Buoyed by four wins from the first five races of 2009 in the dominant Brawn BGP 001, World Championship leader Jenson Button arrives in Monte Carlo aiming squarely at his first win in the principality at his eighth attempt since 2000 (statisticians among you will recall he missed the race in 2003 and 2005).
MAY 20th 2016
Video: 'Full Throttle' – Button's Brawn Storms To Monaco Pole
With a close second to Jarno Trulli’s Renault back in 2004, he’s out to go one better in the Mercedes-powered Brawn that had already carried him to victory in Australia, Malaysia, Bahrain and Spain and to third in China.
Ride onboard with Button as he threads the 2.4-litre V8 screamer through the first corner of Ste Devote and up what narrator and former Grand Prix racer David Hobbs describes as the steel canyon of Beau Rivage. Next he’s into the long, off-camber left-hander of Massenet and into the hallowed Casino Square, whose blind summit carries cars down to the right-hander of Mirabeau and the 30mph, first-gear hairpin, historically named Station Hairpin and Loews Hairpin. Two right-handers at Portier carry our man out on to the seafront and into the flat-out, darkened blast that is the tunnel. And if you’ve ever walked it or driven it, you’ll know how deceptively tight and never-ending it feels. Hard on the brakes into the downhill-plunge approach to the chicane, Jenson dispatches the left-right with apparent ease and charges towards another narrow, blind and super-quick challenge: Tabac. Blink and you’ll miss it as he’s straight into the Swimming Pool left-right-right-left and heading to the legendary Rascasse (no time to book a table, David!). And to complete the lap, the Brawn heads up the hill and over the narrow crest-and-be-thankful that is Virage Anthony Noghes, named after the chap who created the crazy-but-classic Monaco Grand Prix.

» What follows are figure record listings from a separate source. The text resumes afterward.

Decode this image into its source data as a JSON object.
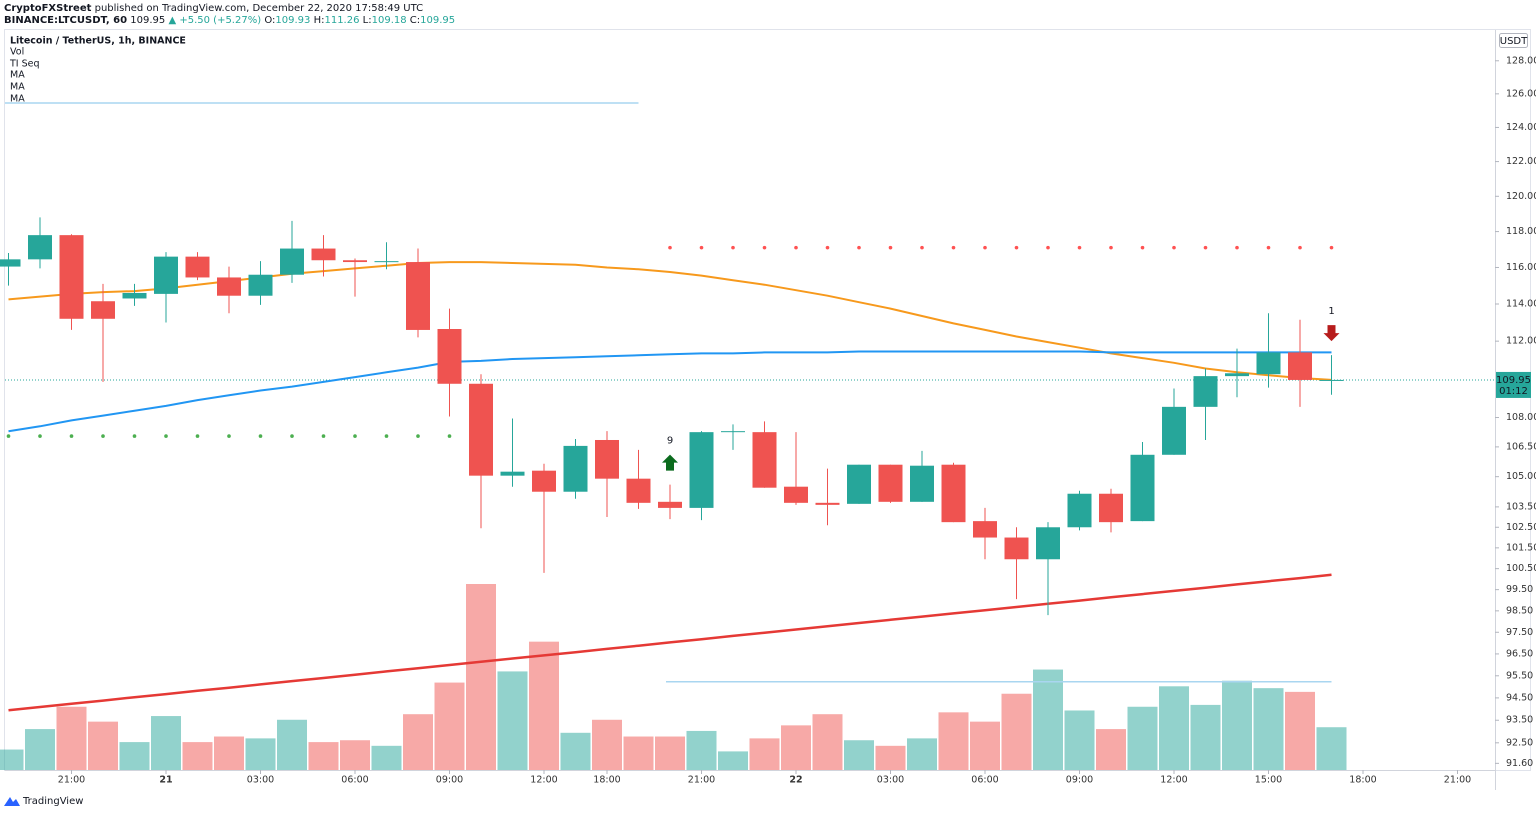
{
  "header": {
    "author": "CryptoFXStreet",
    "published": "published on TradingView.com, December 22, 2020 17:58:49 UTC",
    "symbol": "BINANCE:LTCUSDT, 60",
    "last": "109.95",
    "change": "▲ +5.50 (+5.27%)",
    "ohlc": [
      {
        "key": "O:",
        "value": "109.93"
      },
      {
        "key": "H:",
        "value": "111.26"
      },
      {
        "key": "L:",
        "value": "109.18"
      },
      {
        "key": "C:",
        "value": "109.95"
      }
    ],
    "brand": "TradingView"
  },
  "chart_data": {
    "type": "candlestick",
    "title": "Litecoin / TetherUS, 1h, BINANCE",
    "currency": "USDT",
    "log_scale": true,
    "grid": false,
    "up_color": "#26a69a",
    "down_color": "#ef5350",
    "ylim": [
      91.31,
      129.89
    ],
    "yticks": [
      {
        "value": 128,
        "label": "128.00"
      },
      {
        "value": 126,
        "label": "126.00"
      },
      {
        "value": 124,
        "label": "124.00"
      },
      {
        "value": 122,
        "label": "122.00"
      },
      {
        "value": 120,
        "label": "120.00"
      },
      {
        "value": 118,
        "label": "118.00"
      },
      {
        "value": 116,
        "label": "116.00"
      },
      {
        "value": 114,
        "label": "114.00"
      },
      {
        "value": 112,
        "label": "112.00"
      },
      {
        "value": 108,
        "label": "108.00"
      },
      {
        "value": 106.5,
        "label": "106.50"
      },
      {
        "value": 105,
        "label": "105.00"
      },
      {
        "value": 103.5,
        "label": "103.50"
      },
      {
        "value": 102.5,
        "label": "102.50"
      },
      {
        "value": 101.5,
        "label": "101.50"
      },
      {
        "value": 100.5,
        "label": "100.50"
      },
      {
        "value": 99.5,
        "label": "99.50"
      },
      {
        "value": 98.5,
        "label": "98.50"
      },
      {
        "value": 97.5,
        "label": "97.50"
      },
      {
        "value": 96.5,
        "label": "96.50"
      },
      {
        "value": 95.5,
        "label": "95.50"
      },
      {
        "value": 94.5,
        "label": "94.50"
      },
      {
        "value": 93.5,
        "label": "93.50"
      },
      {
        "value": 92.5,
        "label": "92.50"
      },
      {
        "value": 91.6,
        "label": "91.60"
      }
    ],
    "categories": [
      null,
      null,
      "21:00",
      null,
      null,
      "21",
      null,
      null,
      "03:00",
      null,
      null,
      "06:00",
      null,
      null,
      "09:00",
      null,
      null,
      "12:00",
      null,
      "18:00",
      null,
      null,
      "21:00",
      null,
      null,
      "22",
      null,
      null,
      "03:00",
      null,
      null,
      "06:00",
      null,
      null,
      "09:00",
      null,
      null,
      "12:00",
      null,
      null,
      "15:00",
      null,
      null,
      "18:00",
      null,
      null,
      "21:00"
    ],
    "open": [
      116.05,
      116.45,
      117.8,
      114.15,
      114.3,
      114.55,
      116.6,
      115.45,
      114.45,
      115.6,
      117.05,
      116.4,
      116.3,
      116.3,
      112.65,
      109.75,
      105.05,
      105.3,
      104.25,
      106.85,
      104.9,
      103.75,
      103.45,
      107.25,
      107.25,
      104.5,
      103.7,
      103.65,
      105.6,
      103.75,
      105.6,
      102.8,
      102.0,
      100.95,
      102.5,
      104.15,
      102.8,
      106.1,
      108.55,
      110.15,
      110.25,
      111.4,
      109.93,
      null,
      null,
      null,
      null
    ],
    "high": [
      116.8,
      118.8,
      117.85,
      115.1,
      115.1,
      116.85,
      116.85,
      116.05,
      116.35,
      118.6,
      117.8,
      116.5,
      117.4,
      117.05,
      113.75,
      110.25,
      107.95,
      105.65,
      106.9,
      107.3,
      106.35,
      104.6,
      107.3,
      107.65,
      107.8,
      107.25,
      105.4,
      105.6,
      105.6,
      106.3,
      105.7,
      103.45,
      102.5,
      102.75,
      104.3,
      104.4,
      106.75,
      109.5,
      110.55,
      111.6,
      113.5,
      113.15,
      111.26,
      null,
      null,
      null,
      null
    ],
    "low": [
      115.0,
      115.95,
      112.6,
      109.85,
      113.9,
      113.0,
      115.3,
      113.5,
      113.95,
      115.15,
      115.5,
      114.4,
      115.9,
      112.2,
      108.05,
      102.45,
      104.5,
      100.3,
      103.9,
      103.0,
      103.4,
      102.9,
      102.85,
      106.35,
      104.45,
      103.6,
      102.6,
      103.65,
      103.7,
      103.75,
      102.75,
      100.95,
      99.05,
      98.3,
      102.35,
      102.25,
      102.8,
      106.1,
      106.85,
      109.05,
      109.55,
      108.55,
      109.18,
      null,
      null,
      null,
      null
    ],
    "close": [
      116.45,
      117.8,
      113.2,
      113.2,
      114.6,
      116.6,
      115.45,
      114.45,
      115.6,
      117.05,
      116.4,
      116.3,
      116.35,
      112.6,
      109.75,
      105.05,
      105.25,
      104.25,
      106.55,
      104.9,
      103.7,
      103.45,
      107.25,
      107.3,
      104.45,
      103.7,
      103.6,
      105.6,
      103.75,
      105.55,
      102.75,
      102.0,
      100.95,
      102.5,
      104.15,
      102.75,
      106.1,
      108.55,
      110.15,
      110.3,
      111.4,
      109.95,
      109.95,
      null,
      null,
      null,
      null
    ],
    "volume": {
      "name": "Vol",
      "vlim": [
        0,
        100
      ],
      "values": [
        11,
        22,
        34,
        26,
        15,
        29,
        15,
        18,
        17,
        27,
        15,
        16,
        13,
        30,
        47,
        100,
        53,
        69,
        20,
        27,
        18,
        18,
        21,
        10,
        17,
        24,
        30,
        16,
        13,
        17,
        31,
        26,
        41,
        54,
        32,
        22,
        34,
        45,
        35,
        48,
        44,
        42,
        23,
        null,
        null,
        null,
        null
      ]
    },
    "series": [
      {
        "name": "MA",
        "color": "#f7991c",
        "values": [
          114.25,
          114.4,
          114.55,
          114.65,
          114.7,
          114.85,
          115.05,
          115.25,
          115.45,
          115.65,
          115.8,
          115.95,
          116.1,
          116.25,
          116.3,
          116.3,
          116.25,
          116.2,
          116.15,
          116.0,
          115.9,
          115.75,
          115.55,
          115.3,
          115.05,
          114.75,
          114.45,
          114.1,
          113.75,
          113.35,
          112.95,
          112.6,
          112.25,
          111.95,
          111.65,
          111.35,
          111.1,
          110.85,
          110.55,
          110.35,
          110.2,
          110.05,
          109.95,
          null,
          null,
          null,
          null
        ]
      },
      {
        "name": "MA",
        "color": "#2196f3",
        "values": [
          107.3,
          107.55,
          107.85,
          108.1,
          108.35,
          108.6,
          108.9,
          109.15,
          109.4,
          109.6,
          109.85,
          110.1,
          110.35,
          110.6,
          110.9,
          110.95,
          111.05,
          111.1,
          111.15,
          111.2,
          111.25,
          111.3,
          111.35,
          111.35,
          111.4,
          111.4,
          111.4,
          111.45,
          111.45,
          111.45,
          111.45,
          111.45,
          111.45,
          111.45,
          111.45,
          111.4,
          111.4,
          111.4,
          111.4,
          111.4,
          111.4,
          111.4,
          111.4,
          null,
          null,
          null,
          null
        ]
      },
      {
        "name": "MA",
        "color": "#e53935",
        "values": [
          93.95,
          94.09,
          94.24,
          94.38,
          94.53,
          94.67,
          94.82,
          94.96,
          95.11,
          95.26,
          95.4,
          95.55,
          95.7,
          95.84,
          95.99,
          96.14,
          96.29,
          96.43,
          96.58,
          96.73,
          96.88,
          97.03,
          97.18,
          97.33,
          97.48,
          97.63,
          97.78,
          97.93,
          98.08,
          98.23,
          98.38,
          98.53,
          98.68,
          98.83,
          98.98,
          99.14,
          99.29,
          99.44,
          99.59,
          99.75,
          99.9,
          100.05,
          100.21,
          null,
          null,
          null,
          null
        ]
      }
    ],
    "ti_seq": {
      "name": "TI Seq",
      "support_color": "#4caf50",
      "resistance_color": "#ff5252",
      "support": [
        107.05,
        107.05,
        107.05,
        107.05,
        107.05,
        107.05,
        107.05,
        107.05,
        107.05,
        107.05,
        107.05,
        107.05,
        107.05,
        107.05,
        107.05,
        null,
        null,
        null,
        null,
        null,
        null,
        null,
        null,
        null,
        null,
        null,
        null,
        null,
        null,
        null,
        null,
        null,
        null,
        null,
        null,
        null,
        null,
        null,
        null,
        null,
        null,
        null,
        null,
        null,
        null,
        null,
        null
      ],
      "resistance": [
        null,
        null,
        null,
        null,
        null,
        null,
        null,
        null,
        null,
        null,
        null,
        null,
        null,
        null,
        null,
        null,
        null,
        null,
        null,
        null,
        null,
        117.1,
        117.1,
        117.1,
        117.1,
        117.1,
        117.1,
        117.1,
        117.1,
        117.1,
        117.1,
        117.1,
        117.1,
        117.1,
        117.1,
        117.1,
        117.1,
        117.1,
        117.1,
        117.1,
        117.1,
        117.1,
        117.1,
        null,
        null,
        null,
        null
      ],
      "signals": [
        {
          "index": 21,
          "label": "9",
          "direction": "up"
        },
        {
          "index": 42,
          "label": "1",
          "direction": "down"
        }
      ]
    },
    "drawings": [
      {
        "from": 0,
        "to": 20,
        "value": 125.45,
        "color": "#a9d6f0"
      },
      {
        "from": 21,
        "to": 42,
        "value": 95.23,
        "color": "#a9d6f0"
      }
    ],
    "last_price": 109.95,
    "countdown": "01:12"
  }
}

The laptime? 1m14.902s. Which is good enough to give Jenson his fourth pole of the year, a whisker ahead of Kimi Raikkonen’s Ferrari.
Twenty-four hours later, Jenson would hit the target with his fifth win from six starts, leading home team-mate Rubens Barrichello for an historic Brawn one-two and a place alongside the five British racers to have tamed the Monaco streets alongside Stirling Moss, Graham Hill, Jackie Stewart, David Coulthard and Lewis Hamilton.